Opponents of changes in the marijuana laws - including the board of governors of the Maryland State's Attorney's Association - say that before acting the state should see how legalization in Colorado and Washington plays out.

Anne Colt Leitess, state's attorney for Anne Arundel County, said groups pushing marijuana legalization are ignoring the fact that there's no mechanism to test drivers who could be under the drug's influence.

Colt Leitess also said there's a need for laws against subjecting children to marijuana inhalation.

"Will that be a crime - to expose children to smoke? How can we enforce this? What should a schoolteacher do when they smell marijuana smoke on a child's clothes?" she said.


Anne Arundel County police spokesman Lt. T.J. Smith said the department defers to the law and the recommendations of the police chief's association.

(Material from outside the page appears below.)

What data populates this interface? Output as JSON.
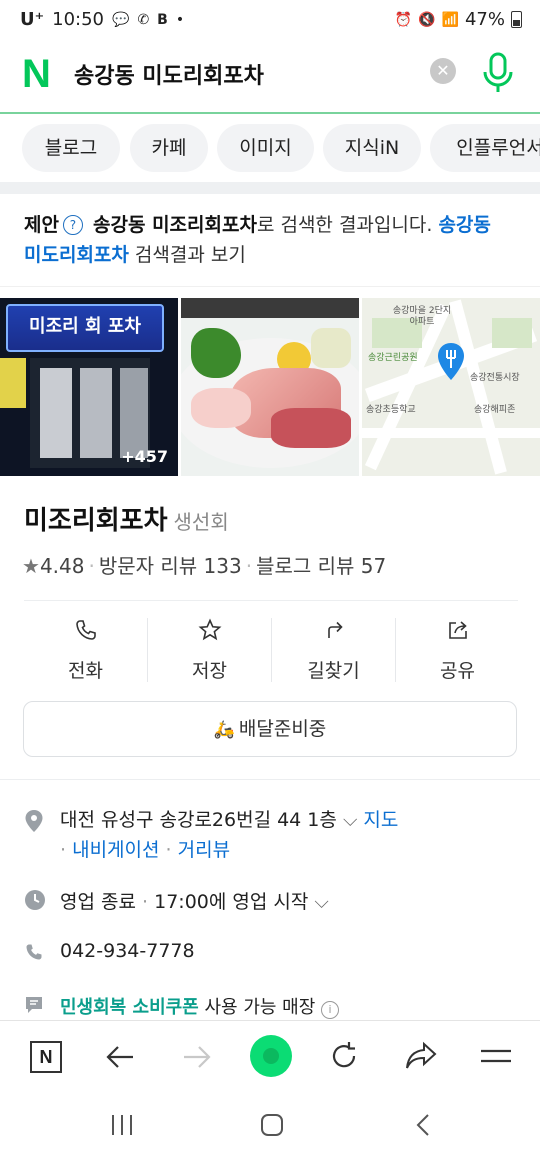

"At this point, we as a police department don't have a position," Smith said. "We'll follow suit with whatever the law is."

State law enforcement officials oppose all three bills, said Riverdale Park Police Chief David Morris.

Morris co-chairs the legislative committee for the Maryland Police Chiefs and Sheriff's associations. He said he was concerned about the "unintended consequences" of the current proposals.

"We know that it's an addictive drug, we know that cannabinoids have a range of psychological and physical effects," Morris said. "Decriminalization for a specific age group is not going to deter adolescents."

Busch doesn't think decriminalization will pass this year. Legalizing the drug entirely is too complex a move for lawmakers to make this session, he said. And, Busch said, there is a public health aspect to the debate.


"I've spent my whole life trying to keep kids away from alcohol, tobacco and drugs," said Busch, a parent and former coach and teacher.

Zirkin's bill is scheduled to be heard by the Senate Judicial Proceedings Committee on Feb. 25.